The only major CS subject I never took a class in was networking. It's kind of ridiculous, looking back, that I took as many systems classes as I did but always eschewed networking. I do own a copy of UNIX Network Programming: Networking APIs: Sockets and XTI; Volume 1, bought at some point in the past when I knew I was going to be doing some distributed systems work and figured it would be a useful reference. But I can't say it's been my constant companion. For I have learned one thing in my years of Java systems coding:
Networking code is HARD.
Here's exhibit A: ZooKeeper monitoring misuses sockets. I spent a good chunk of time desperately trying to figure out why my monitoring commands were crapping out halfway through when run from NY to LN. Turns out, you can't safely expect to just close half a socket, leave the other half open, push some data to it and then close it while seeing all the data through to the other side. Not without a final handshake indicating the client has gotten all the data. Or at least, I think that's the case. The thing is, this will work well enough over a very fast network connection or with very little data. The guarantees around so_linger etc change kernel to kernel and my reading at the time led me to think that in fact the standard linux kernel behavior in this case may well have changed over the years that ZooKeeper has been around. So we need to completely rip out and redo the monitoring code if we want to have any hope of this working right for other big, global deployments in the future.
Exhibit B is my current debugging nightmare. Part of our release last week involved a new backend Play service that itself connects to a different backend Play service to prepare results for our storefront. We noticed, several hours after launch, that the service started to throw exceptions that were ultimately caused by java.io.IOException: Too many open files. I know enough about Java to know that running out of file descriptors is often a Bad Thing.
So we're leaking sockets. Why? To date, we don't know. The underlying libraries are async-http-client and netty, but there's very little to indicate what is going on.1 The sockets show up in netstat/lsof as ESTABLISHED TCP connections to the various storefront servers. But the storefront servers do not have most of these sockets open on their end. How are they ESTABLISHED with no partner? It's an ongoing mystery, one that we haven't been able to reproduce on any other machine (the current theory is bad network hardware/software at the lowest levels, but honestly that's just a shot in the dark and one that we can't verify without taking down a production service).

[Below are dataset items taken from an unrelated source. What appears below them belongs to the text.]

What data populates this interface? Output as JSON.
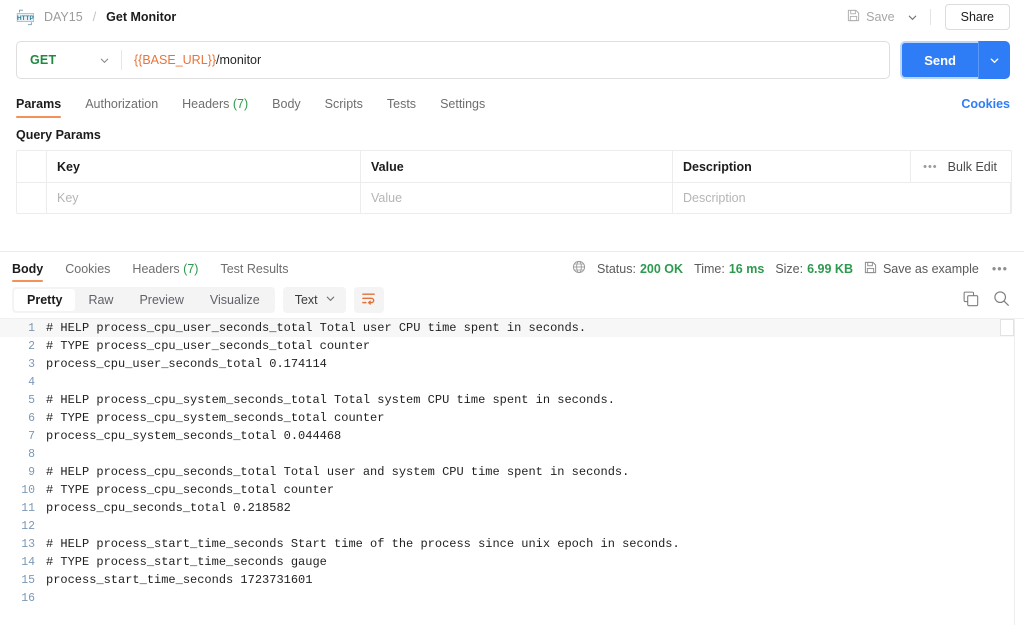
{
  "header": {
    "icon": "http-badge-icon",
    "breadcrumb_parent": "DAY15",
    "breadcrumb_separator": "/",
    "breadcrumb_current": "Get Monitor",
    "save_label": "Save",
    "save_icon": "floppy-disk-icon",
    "save_caret_icon": "chevron-down-icon",
    "share_label": "Share"
  },
  "request": {
    "method": "GET",
    "method_caret_icon": "chevron-down-icon",
    "url_variable": "{{BASE_URL}}",
    "url_path": "/monitor",
    "send_label": "Send",
    "send_caret_icon": "chevron-down-icon",
    "tabs": [
      {
        "label": "Params",
        "count": "",
        "active": true
      },
      {
        "label": "Authorization",
        "count": "",
        "active": false
      },
      {
        "label": "Headers",
        "count": "(7)",
        "active": false
      },
      {
        "label": "Body",
        "count": "",
        "active": false
      },
      {
        "label": "Scripts",
        "count": "",
        "active": false
      },
      {
        "label": "Tests",
        "count": "",
        "active": false
      },
      {
        "label": "Settings",
        "count": "",
        "active": false
      }
    ],
    "cookies_link": "Cookies"
  },
  "query_params": {
    "title": "Query Params",
    "columns": [
      "Key",
      "Value",
      "Description"
    ],
    "placeholder_row": [
      "Key",
      "Value",
      "Description"
    ],
    "bulk_edit_label": "Bulk Edit",
    "bulk_dots_icon": "more-horizontal-icon"
  },
  "response": {
    "tabs": [
      {
        "label": "Body",
        "count": "",
        "active": true
      },
      {
        "label": "Cookies",
        "count": "",
        "active": false
      },
      {
        "label": "Headers",
        "count": "(7)",
        "active": false
      },
      {
        "label": "Test Results",
        "count": "",
        "active": false
      }
    ],
    "globe_icon": "globe-icon",
    "status_label": "Status:",
    "status_value": "200 OK",
    "time_label": "Time:",
    "time_value": "16 ms",
    "size_label": "Size:",
    "size_value": "6.99 KB",
    "save_example_label": "Save as example",
    "save_example_icon": "floppy-disk-icon",
    "more_icon": "more-horizontal-icon",
    "view_modes": [
      {
        "label": "Pretty",
        "active": true
      },
      {
        "label": "Raw",
        "active": false
      },
      {
        "label": "Preview",
        "active": false
      },
      {
        "label": "Visualize",
        "active": false
      }
    ],
    "format": "Text",
    "format_caret_icon": "chevron-down-icon",
    "wrap_icon": "wrap-text-icon",
    "copy_icon": "copy-icon",
    "search_icon": "search-icon"
  },
  "body_lines": [
    {
      "n": "1",
      "text": "# HELP process_cpu_user_seconds_total Total user CPU time spent in seconds."
    },
    {
      "n": "2",
      "text": "# TYPE process_cpu_user_seconds_total counter"
    },
    {
      "n": "3",
      "text": "process_cpu_user_seconds_total 0.174114"
    },
    {
      "n": "4",
      "text": ""
    },
    {
      "n": "5",
      "text": "# HELP process_cpu_system_seconds_total Total system CPU time spent in seconds."
    },
    {
      "n": "6",
      "text": "# TYPE process_cpu_system_seconds_total counter"
    },
    {
      "n": "7",
      "text": "process_cpu_system_seconds_total 0.044468"
    },
    {
      "n": "8",
      "text": ""
    },
    {
      "n": "9",
      "text": "# HELP process_cpu_seconds_total Total user and system CPU time spent in seconds."
    },
    {
      "n": "10",
      "text": "# TYPE process_cpu_seconds_total counter"
    },
    {
      "n": "11",
      "text": "process_cpu_seconds_total 0.218582"
    },
    {
      "n": "12",
      "text": ""
    },
    {
      "n": "13",
      "text": "# HELP process_start_time_seconds Start time of the process since unix epoch in seconds."
    },
    {
      "n": "14",
      "text": "# TYPE process_start_time_seconds gauge"
    },
    {
      "n": "15",
      "text": "process_start_time_seconds 1723731601"
    },
    {
      "n": "16",
      "text": ""
    }
  ],
  "colors": {
    "accent_blue": "#2f7df6",
    "method_green": "#1d8a3f",
    "status_green": "#2d9a4e",
    "tab_underline": "#f2915a",
    "url_variable": "#e8743b"
  }
}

So, while I keep debugging, what are the takeaways here?
1) You shouldn't write your own socket handling code in Java. Really, no. Don't do it. Use Netty. It's very good. Of all the things not to reinvent yourself, I would put networking at the top of the list with a bullet. It's hard, and requires the kind of deep expertise that you can't fake. And, when you fake it, you may end up with something like our ZooKeeper monitoring, that seems to work for years while hiding small but significant bugs.
2) If you're a system architect writing any kind of web services/distributed system architecture, you should know your unix socket monitoring commands. lsof is obtuse but powerful. netstat is simpler and still quite useful. This article has a few others, like ss and iftop. Know how to up the ulimits for your processes in case you find yourself with a slow socket leak that you need time to debug.
Have an idea what my bug is? I'd love to hear it! Leave me a comment or hit me up on twitter!
Edit 2/27: Looks like our bug was indeed on the cloud vendor side; possibly a misconfigured firewall. Moving to a new box and rebuilding the box we were on solved it.
1 Thank God Play is at least using good networking libraries, because the last time I tested ZooKeeper, when it runs out of sockets the service hard fails with almost no indication of what happened.